Harpswell selectmen gave the town’s energy and technology committee the green light to look into a community solar project subscription, which allows towns to buy solar power credits from solar farms elsewhere. According to Harpswell’s Energy and Technology Committee Chair Howard Marshall, various solar groups have approached the town offering subscriptions that would give the town a roughly 15% discount on its energy bill.

Marshall didn’t know how much Harpswell’s energy bill is, but said the town’s buildings and streetlights use about 175,000 kilowatt hours annually.

“You sign up with them, agree to take a certain amount of energy based on your past usage and buy credits from them used to pay your electricity bill — Central Maine Power in this case,” Marshall told the board Thursday. “You pay 85% of the value of the credits.”

Pursuing a community solar subscription replaced the town’s previous idea of building a small solar farm on Mitchell Field.

Marshall said building your own solar farm would save the town the most money in the long run because after the initial cost of building the solar panels, “you’re basically getting free electricity.” However, but building and maintaining the panels would be expensive and a hassle for the town that doesn’t use much power. The subscription plan is more appealing to Harpswell because it saves the town money in the short term while giving it flexibility as its energy usage changes.
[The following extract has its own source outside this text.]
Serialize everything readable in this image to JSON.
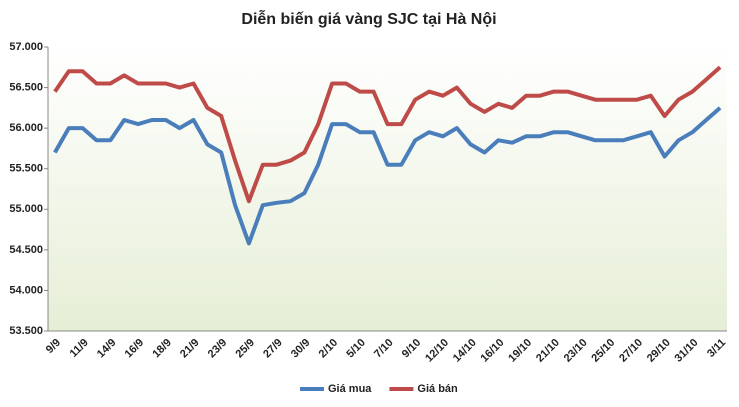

“The advantage that we saw was the town doesn’t have to do anything more than write a check to someone else and that process saves 15% on the electric bill and get green energy,” said Marshall. “I look at this like the convenience of leasing a car. You pay a little more, but you just write checks and you’re done.”

In 2019, the town updated the Mitchell Field master plan to allow a small solar array that would generate power equivalent to that used by the town. The solar array would be built in the upper meadow amphitheater at Mitchell Field, where the 10- to 12-foot tall panels would not block the view of the waterfront.

The board of selectmen gave the town’s energy and technology committee the green light to start planning the array under the condition that it couldn’t “adversely affect the recreation, conservation and aesthetic values of Mitchell Field,” according to the master plan updated last year.

Mitchell Field sits on 112 acres on the west side of Harpswell Neck Road. It served as a former fuel depot for the Brunswick Naval Air Station. The depot closed in 1992, and Harpswell acquired the land in 2001.

“At this point, I don’t think there’s an interest in putting a solar array, small or large, on Mitchell Field,” said Town Administrator Kristi Eiane. “There’s just not an appetite for doing that. We’ve moved away from that and there’s support for the subscription model.”

Eiane said the town may look into putting solar panels on the roof of the recycling center when it gets a new roof, but that’s not in the town’s immediate future.

Marshall said Harpswell residents can’t buy into the town’s subscription to power their homes, but homeowners can purchase their own subscription with a community solar company.